The agreed deal, the largest ever in the sector, would give LVMH a bigger presence in the United States. It also would cement the status of Bernard Arnault, its chairman and chief executive, as the most acquisitive deal maker in the luxury business.
“We are delighted to have the opportunity to welcome Tiffany, a company with an unparalleled heritage and unique position in the global jewelry world, to the LVMH family,” Mr. Arnault, the chairman and chief executive of LVMH, said in a statement.
The acquisition would add a prominent American name to the LVMH stable of brands, which includes Dior, Givenchy, Fendi, Dom Pérignon and Bulgari. The deal would help propel the French luxury company beyond traditional soft luxury goods like clothing and handbags and into what is known as the hard luxury sector, which includes watches and jewelry.
LVMH, which already holds dominant positions in the worlds of fashion, leather goods, wines and spirits, has gone on a spending spree in recent years. It has picked up brands like Belmond hospitality and Rimowa luggage. The deal with Tiffany marks its second major American investment this year after it created a new luxury house, Fenty, with Rihanna, the singer.

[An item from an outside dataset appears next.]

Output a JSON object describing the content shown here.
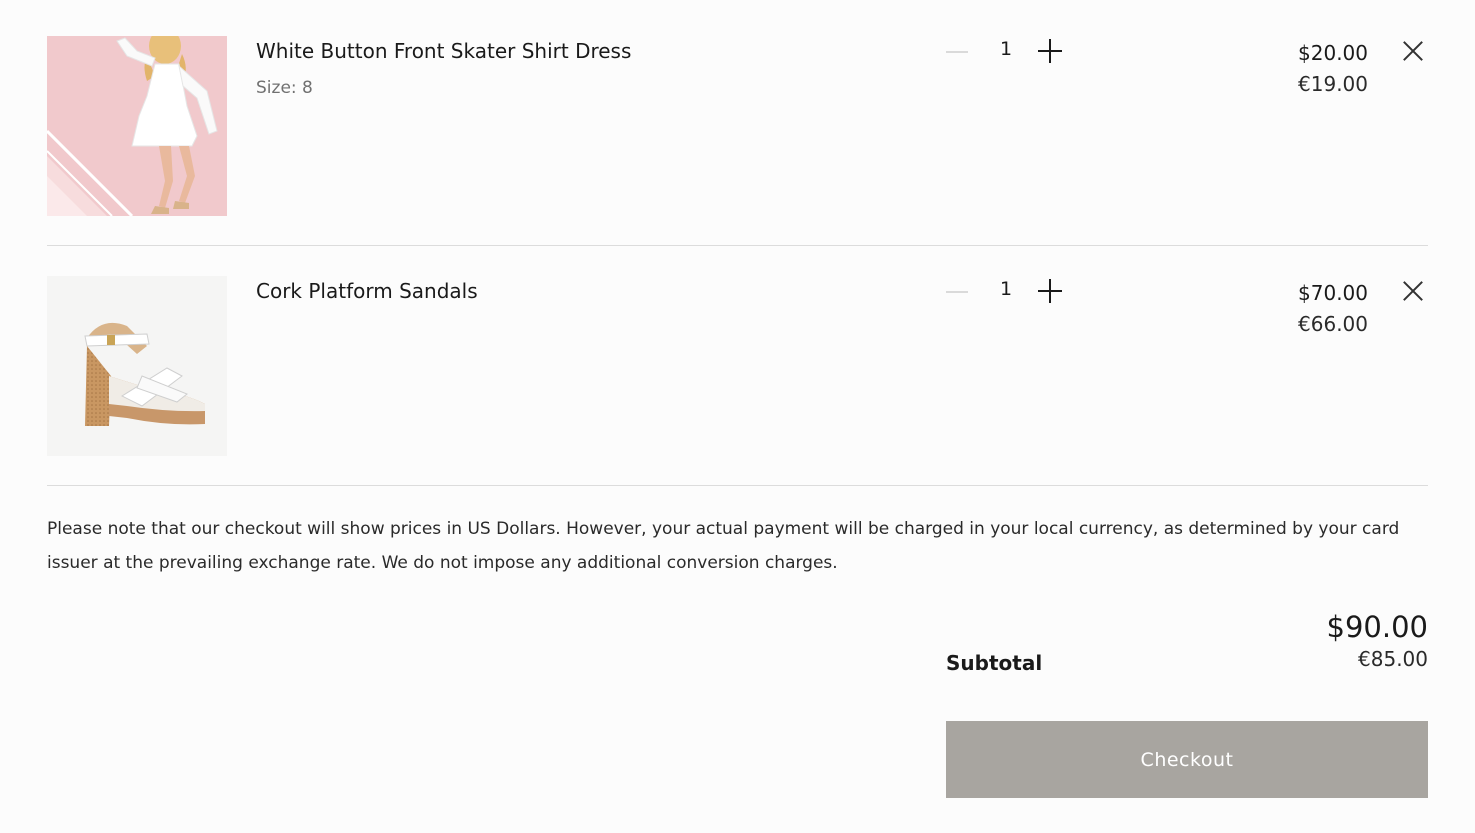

The company had already ventured into jewelry in 2011 by buying Bulgari, which at the time was headed by Alessandro Bogliolo, now Tiffany’s chief executive. Mr. Bogliolo said in a statement that the transaction would “provide further support, resources and momentum” in its effort to “drive sustainable long-term growth.”
Although Tiffany’s Fifth Avenue store is a New York landmark in its own right, the jeweler’s signature blue boxes can found at more than 300 stores worldwide. After a rocky period, the brand has staged a comeback under Mr. Bogliolo’s leadership by targeting younger shoppers and expanding further in China.
The deal will give both LVMH and Tiffany the firepower to grow in China, where they will look to bring more of their goods to mainland consumers in an effort to tap into their spending power. Chinese tourist spending has been hit hard by the depreciation of the renminbi, the trade war between the United States and China and protests in Hong Kong.
LVMH’s share price opened 1.8 percent higher after the deal was announced.
The deal, which still requires the approval of Tiffany’s shareholders, is expected to close in the middle of next year.